São propostas controversas que enfrentam forte resistência nos países que, supostamente, se beneficiariam com elas porque, comprando direitos de emissão e assumindo o controle de extensas áreas florestais nos países emergentes, os investidores do Fundo Verde passariam a controlar também a soberania nacional sobre os territórios “beneficiados”, inclusive com direitos sobre a vida e os costumes das populações nativas das florestas.

A negociação climática é agravada pela crise mundial, que coloca os países ricos face a graves problemas econômicos que limitam sua capacidade de investimento e comprometem o cumprimento de compromissos financeiros assumidos. E que pode explicar porque o Fundo Verde, surgido em 2009, até hoje não viu um centavo do dinheiro prometido solenemente nos encontros ambientais da ONU.

Esta questão econômica liga-se ao fracasso da pretensão de limitar o desenvolvimento dos emergentes. Crescimento econômico que, sendo cada vez mais uma realidade concreta, começa a alterar a distribuição de poder político e econômico no mundo.

Fazem sentido, assim, as decisões já anunciadas de países como Rússia, Canadá, Austrália e Japão, de abandonar os compromissos assumidos no contexto do Protocolo de Kyoto, mesmo a custo de aprofundar a fragilidade desse acordo internacional que nunca contou com a adesão do maior emissor de gases do efeito estufa, os EUA.

Na outra ponta, países em desenvolvimento como China, Índia, Brasil e demais emergentes não abrem mão do princípio das responsabilidades comuns mas desiguais, que implica uma maior contribuição dos países industrializados para limitar a emissão de gases do efeito estufa, da qual são campeões há pelo menos duzentos anos (desde a Revolução Industrial do século 18).

Em nome daquele princípio os países emergentes não aceitam metas obrigatórias de corte nas emissões que podem comprometer e limitar seu próprio desenvolvimento, embora adotem políticas de mitigação voluntárias.

Os países ricos nunca tiveram boa vontade com aquele princípio que, agora, recusam, como a chanceler alemã Ângela Merkel demonstrou claramente ao exigir responsabilidades iguais para todos, impondo aos emergentes as mesmas metas obrigatórias de corte das emissões que o protocolo de Kyoto determina aos países de industrialização mais antiga. E citou explicitamente Brasil, Índia e China. Esta opinião é partilhada pela Comissária Europeia para Ação Climática, Connie Hedegaard, que também exige, para aceitar a renovação do Protocolo de Kyoto, que o bloco emergente aceite metas obrigatórias de corte.

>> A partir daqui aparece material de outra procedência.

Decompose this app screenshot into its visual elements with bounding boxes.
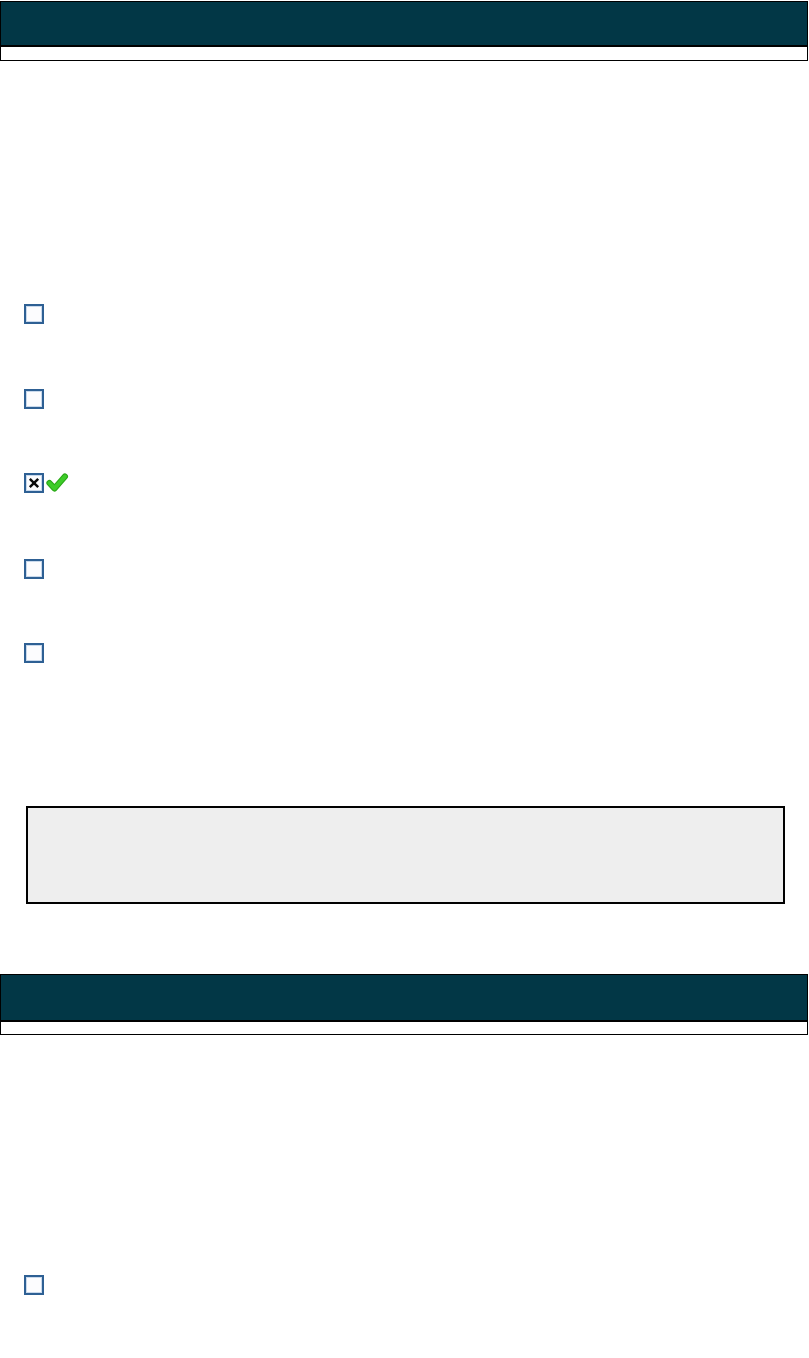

Se a luta contra as agressões à natureza tem um caráter anticapitalista por exigir condições de produção e consumo menos predatórias, a disputa em torno da mudança climática tem também um caráter anti-imperialista. Ela opõe o direito ao desenvolvimento das nações do mundo à pretensão dos países ricos em manter tudo como está, sem mexer em suas próprias emissões de gases nocivos nem na maneira capitalista como a produção está organizada, nos países industrializados e também nas demais nações. É a disputa entre as potências capitalistas que se recusam a fazer qualquer concessão e o anseio dos povos pelo desenvolvimento. Este é o braço de ferro que pode ter consequências letais para as conferências climáticas e ambientais previstas para o futuro.